Насмешкой прозвучало это «начальник», но Кириллов счел за правильное не заметить. Что-то подсказывало: «Цепляется Овсеев, вызывает на острый разговор, но уж с чем с чем, а с острыми разговорами план на сегодня выполнен с лихвой, так что на провокацию не поддамся».

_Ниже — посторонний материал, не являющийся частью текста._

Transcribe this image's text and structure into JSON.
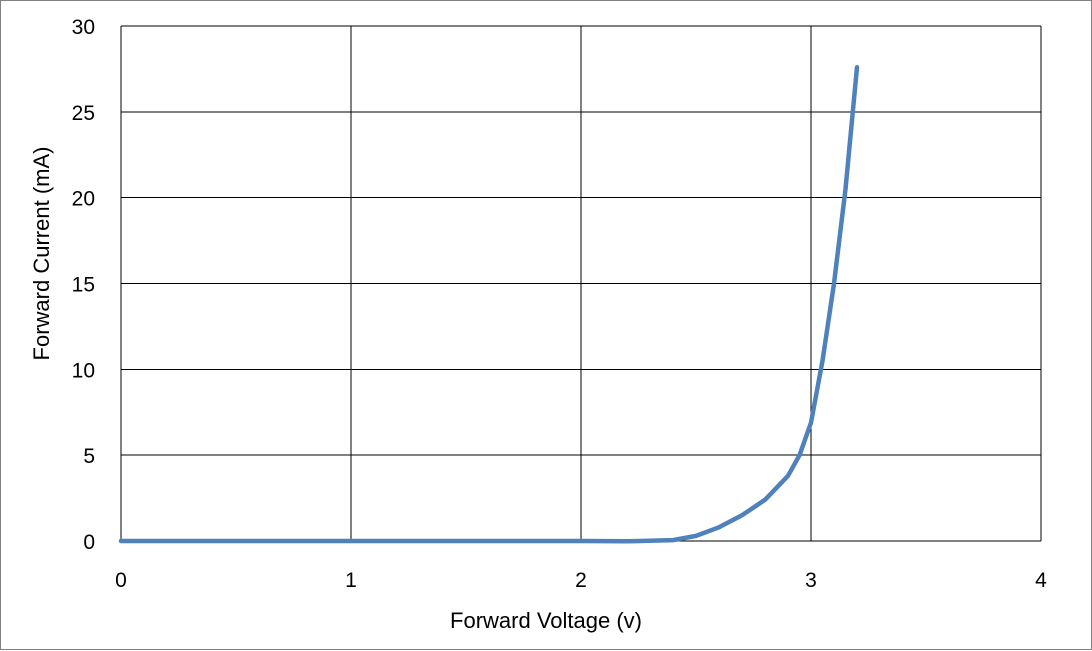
{
  "chart_data": {
    "type": "line",
    "title": "",
    "xlabel": "Forward Voltage (v)",
    "ylabel": "Forward Current (mA)",
    "xlim": [
      0,
      4
    ],
    "ylim": [
      0,
      30
    ],
    "xticks": [
      0,
      1,
      2,
      3,
      4
    ],
    "yticks": [
      0,
      5,
      10,
      15,
      20,
      25,
      30
    ],
    "grid": true,
    "legend": "none",
    "series_color": "#4f81bd",
    "series": [
      {
        "x": [
          0,
          0.5,
          1.0,
          1.5,
          2.0,
          2.2,
          2.4,
          2.5,
          2.6,
          2.7,
          2.8,
          2.9,
          2.95,
          3.0,
          3.05,
          3.1,
          3.15,
          3.2
        ],
        "y": [
          0,
          0,
          0,
          0,
          0,
          -0.02,
          0.05,
          0.3,
          0.8,
          1.5,
          2.4,
          3.8,
          5.0,
          6.9,
          10.5,
          15.0,
          20.5,
          27.6
        ]
      }
    ]
  }
}
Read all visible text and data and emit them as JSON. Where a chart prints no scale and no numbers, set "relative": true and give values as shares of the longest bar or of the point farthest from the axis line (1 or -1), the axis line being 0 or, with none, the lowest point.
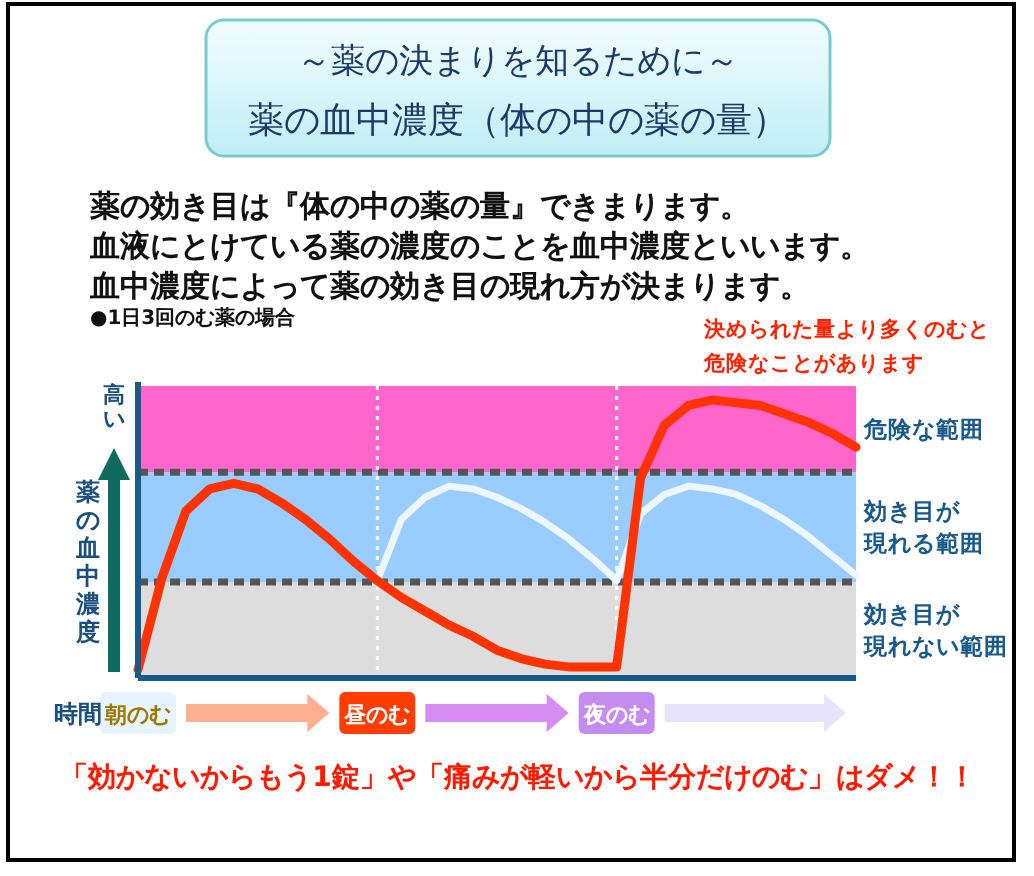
{
  "chart_data": {
    "type": "line",
    "title": "～薬の決まりを知るために～",
    "subtitle": "薬の血中濃度（体の中の薬の量）",
    "xlabel": "時間",
    "ylabel": "薬の血中濃度",
    "relative": true,
    "categories": [
      "朝のむ",
      null,
      null,
      null,
      null,
      null,
      null,
      null,
      null,
      null,
      "昼のむ",
      null,
      null,
      null,
      null,
      null,
      null,
      null,
      null,
      null,
      "夜のむ",
      null,
      null,
      null,
      null,
      null,
      null,
      null,
      null,
      null,
      null
    ],
    "series": [
      {
        "color": "#eef6ff",
        "values": [
          null,
          null,
          null,
          null,
          null,
          null,
          null,
          null,
          null,
          null,
          0.35,
          0.57,
          0.65,
          0.69,
          0.68,
          0.65,
          0.61,
          0.56,
          0.5,
          0.43,
          0.35,
          0.59,
          0.66,
          0.69,
          0.68,
          0.66,
          0.62,
          0.57,
          0.51,
          0.44,
          0.37
        ]
      },
      {
        "color": "#ff3300",
        "values": [
          0.03,
          0.36,
          0.6,
          0.68,
          0.7,
          0.68,
          0.63,
          0.57,
          0.5,
          0.42,
          0.35,
          0.29,
          0.24,
          0.19,
          0.15,
          0.1,
          0.07,
          0.05,
          0.04,
          0.04,
          0.04,
          0.72,
          0.91,
          0.98,
          1.0,
          0.99,
          0.98,
          0.95,
          0.92,
          0.88,
          0.83
        ]
      }
    ],
    "bands": [
      {
        "axis": "y",
        "from": 0,
        "to": 0.345,
        "label": "効き目が現れない範囲",
        "color": "#dddddd"
      },
      {
        "axis": "y",
        "from": 0.345,
        "to": 0.74,
        "label": "効き目が現れる範囲",
        "color": "#99ccff"
      },
      {
        "axis": "y",
        "from": 0.74,
        "to": 1.05,
        "label": "危険な範囲",
        "color": "#ff66cc"
      }
    ],
    "ref_lines": [
      {
        "axis": "y",
        "value": 0.345,
        "color": "#555555",
        "line_style": "dashed"
      },
      {
        "axis": "y",
        "value": 0.74,
        "color": "#555555",
        "line_style": "dashed"
      },
      {
        "axis": "x",
        "value": "昼のむ",
        "color": "#ffffff",
        "line_style": "dotted"
      },
      {
        "axis": "x",
        "value": "夜のむ",
        "color": "#ffffff",
        "line_style": "dotted"
      }
    ],
    "annotations": [
      "薬の効き目は『体の中の薬の量』できまります。",
      "血液にとけている薬の濃度のことを血中濃度といいます。",
      "血中濃度によって薬の効き目の現れ方が決まります。",
      "●1日3回のむ薬の場合",
      "決められた量より多くのむと危険なことがあります",
      "高い",
      "「効かないからもう1錠」や「痛みが軽いから半分だけのむ」はダメ！！"
    ]
  }
}
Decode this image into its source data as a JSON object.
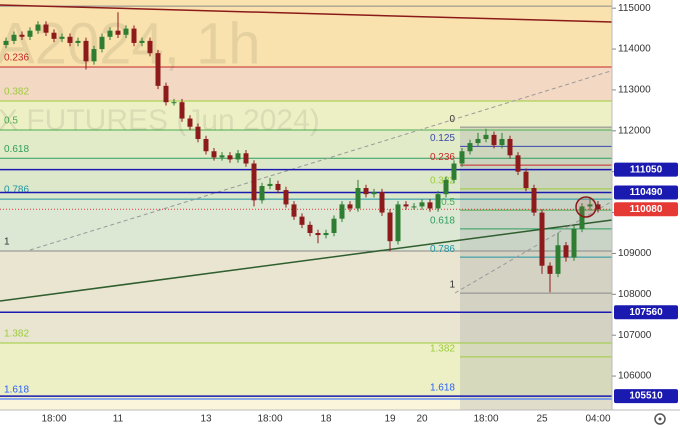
{
  "chart_data": {
    "type": "candlestick",
    "watermark": [
      "A2024, 1h",
      "X FUTURES (Jun 2024)"
    ],
    "categories": [
      null,
      null,
      null,
      null,
      null,
      null,
      "18:00",
      null,
      null,
      null,
      null,
      null,
      null,
      null,
      "11",
      null,
      null,
      null,
      null,
      null,
      null,
      null,
      null,
      null,
      null,
      "13",
      null,
      null,
      null,
      null,
      null,
      null,
      null,
      "18:00",
      null,
      null,
      null,
      null,
      null,
      null,
      "18",
      null,
      null,
      null,
      null,
      null,
      null,
      null,
      "19",
      null,
      null,
      null,
      "20",
      null,
      null,
      null,
      null,
      null,
      null,
      null,
      "18:00",
      null,
      null,
      null,
      null,
      null,
      null,
      "25",
      null,
      null,
      null,
      null,
      null,
      null,
      "04:00"
    ],
    "open": [
      114100,
      114200,
      114350,
      114300,
      114450,
      114600,
      114400,
      114250,
      114300,
      114150,
      114200,
      113700,
      114000,
      114300,
      114450,
      114350,
      114500,
      114150,
      114200,
      113900,
      113100,
      112700,
      112700,
      112300,
      112100,
      111800,
      111500,
      111350,
      111400,
      111300,
      111450,
      111200,
      110300,
      110650,
      110700,
      110550,
      110200,
      109900,
      109700,
      109500,
      109450,
      109500,
      109850,
      110200,
      110100,
      110600,
      110450,
      110500,
      110000,
      109300,
      110200,
      110150,
      110150,
      110250,
      110100,
      110450,
      110800,
      111200,
      111500,
      111700,
      111800,
      111900,
      111650,
      111800,
      111400,
      111000,
      110600,
      110000,
      108700,
      108500,
      109200,
      108900,
      109600,
      110150,
      110200
    ],
    "high": [
      114280,
      114430,
      114430,
      114530,
      114680,
      114680,
      114480,
      114380,
      114380,
      114280,
      114280,
      114080,
      114380,
      114530,
      114900,
      114580,
      114580,
      114280,
      114280,
      113980,
      113180,
      112780,
      112780,
      112380,
      112180,
      111880,
      111580,
      111480,
      111480,
      111530,
      111530,
      111280,
      110730,
      110850,
      110780,
      110630,
      110280,
      109980,
      109780,
      109580,
      109580,
      109930,
      110280,
      110280,
      110800,
      110680,
      110580,
      110580,
      110080,
      110280,
      110280,
      110230,
      110330,
      110330,
      110530,
      110880,
      111280,
      111580,
      111780,
      111950,
      112050,
      111980,
      111950,
      111880,
      111480,
      111080,
      110680,
      110080,
      108780,
      109500,
      109280,
      109680,
      110230,
      110350,
      110280
    ],
    "low": [
      114020,
      114120,
      114220,
      114220,
      114370,
      114320,
      114170,
      114170,
      114070,
      114070,
      113500,
      113620,
      113920,
      114220,
      114270,
      114270,
      114070,
      114070,
      113820,
      113020,
      112620,
      112620,
      112220,
      112020,
      111720,
      111420,
      111270,
      111270,
      111220,
      111220,
      111120,
      110150,
      110220,
      110570,
      110470,
      110120,
      109820,
      109620,
      109420,
      109250,
      109370,
      109420,
      109770,
      110020,
      110020,
      110370,
      110370,
      109920,
      109050,
      109220,
      110070,
      110070,
      110070,
      110020,
      110020,
      110370,
      110720,
      111120,
      111420,
      111620,
      111720,
      111570,
      111570,
      111320,
      110920,
      110520,
      109920,
      108500,
      108050,
      108420,
      108800,
      108820,
      109520,
      110070,
      110000
    ],
    "close": [
      114200,
      114350,
      114300,
      114450,
      114600,
      114400,
      114250,
      114300,
      114150,
      114200,
      113700,
      114000,
      114300,
      114450,
      114350,
      114500,
      114150,
      114200,
      113900,
      113100,
      112700,
      112700,
      112300,
      112100,
      111800,
      111500,
      111350,
      111400,
      111300,
      111450,
      111200,
      110300,
      110650,
      110700,
      110550,
      110200,
      109900,
      109700,
      109500,
      109450,
      109500,
      109850,
      110200,
      110100,
      110600,
      110450,
      110500,
      110000,
      109300,
      110200,
      110150,
      110150,
      110250,
      110100,
      110450,
      110800,
      111200,
      111500,
      111700,
      111800,
      111900,
      111650,
      111800,
      111400,
      111000,
      110600,
      110000,
      108700,
      108500,
      109200,
      108900,
      109600,
      110150,
      110200,
      110080
    ],
    "up_color": "#2e7d32",
    "down_color": "#8e1b1b",
    "ylim": [
      105170,
      115200
    ],
    "yticks": [
      106000,
      107000,
      108000,
      109000,
      110000,
      111000,
      112000,
      113000,
      114000,
      115000
    ],
    "fibs": [
      {
        "levels": [
          {
            "ratio": 0,
            "price": 115050,
            "color": "#8a8a8a"
          },
          {
            "ratio": 0.236,
            "price": 113560,
            "color": "#c62828"
          },
          {
            "ratio": 0.382,
            "price": 112730,
            "color": "#9ccc3c"
          },
          {
            "ratio": 0.5,
            "price": 112020,
            "color": "#4caf50"
          },
          {
            "ratio": 0.618,
            "price": 111330,
            "color": "#2e9e5e"
          },
          {
            "ratio": 0.786,
            "price": 110330,
            "color": "#2196a3"
          },
          {
            "ratio": 1,
            "price": 109060,
            "color": "#8a8a8a"
          },
          {
            "ratio": 1.382,
            "price": 106810,
            "color": "#9ccc3c"
          },
          {
            "ratio": 1.618,
            "price": 105440,
            "color": "#2962ff"
          }
        ]
      },
      {
        "levels": [
          {
            "ratio": 0,
            "price": 112090,
            "color": "#8a8a8a"
          },
          {
            "ratio": 0.125,
            "price": 111620,
            "color": "#3949ab"
          },
          {
            "ratio": 0.236,
            "price": 111160,
            "color": "#c62828"
          },
          {
            "ratio": 0.382,
            "price": 110580,
            "color": "#9ccc3c"
          },
          {
            "ratio": 0.5,
            "price": 110060,
            "color": "#4caf50"
          },
          {
            "ratio": 0.618,
            "price": 109600,
            "color": "#2e9e5e"
          },
          {
            "ratio": 0.786,
            "price": 108910,
            "color": "#2196a3"
          },
          {
            "ratio": 1,
            "price": 108030,
            "color": "#8a8a8a"
          },
          {
            "ratio": 1.382,
            "price": 106470,
            "color": "#9ccc3c"
          },
          {
            "ratio": 1.618,
            "price": 105510,
            "color": "#2962ff"
          }
        ]
      }
    ],
    "price_levels": [
      {
        "value": 111050,
        "color": "#1a1ab0"
      },
      {
        "value": 110490,
        "color": "#1a1ab0"
      },
      {
        "value": 107560,
        "color": "#1a1ab0"
      },
      {
        "value": 105510,
        "color": "#1a1ab0"
      }
    ],
    "last_price": 110080,
    "last_color": "#e53935"
  }
}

Никто, казалось, не заметил странного обращения, лишь преданный лейтенант нахмурил брови, глянул на Кириллова с детской неопасной строгостью.
— Я фронтовые песни люблю, — миролюбиво сказал Кириллов.
— Вот как? — удивился Овсеев. — Что ж, много воевать пришлось?
— Да нет. Я с сорок второго.
— А папаша?
— Два года, а потом у него бронь была, в оборонной промышленности работал.
— Понятно, — протянул неопределенно и пропел, оглядывая сидящих за столом с усмешечкой, всем понятной:
Его настроение явно не нравилось рябому майору, перебил торопливо:
— Так я расскажу ребятам, Коля, а ты отдохни, — и, не давая времени возразить, приказал соседу: — Разлей.
Овсеев вдруг сник. Сидел, упершись руками о края табурета, отчего подались вперед плечи и голова втянулась в них; тяжелый, пустой, глядящий в неведомое никому, взгляд безразлично следил, как пенится и оседает в стаканах пиво.
— Коля, — негромко окликнул Станислав, наклонившись к нему, — может, пойдем до дому.
Не отрывая взгляда от стаканов, Овсеев помотал головой.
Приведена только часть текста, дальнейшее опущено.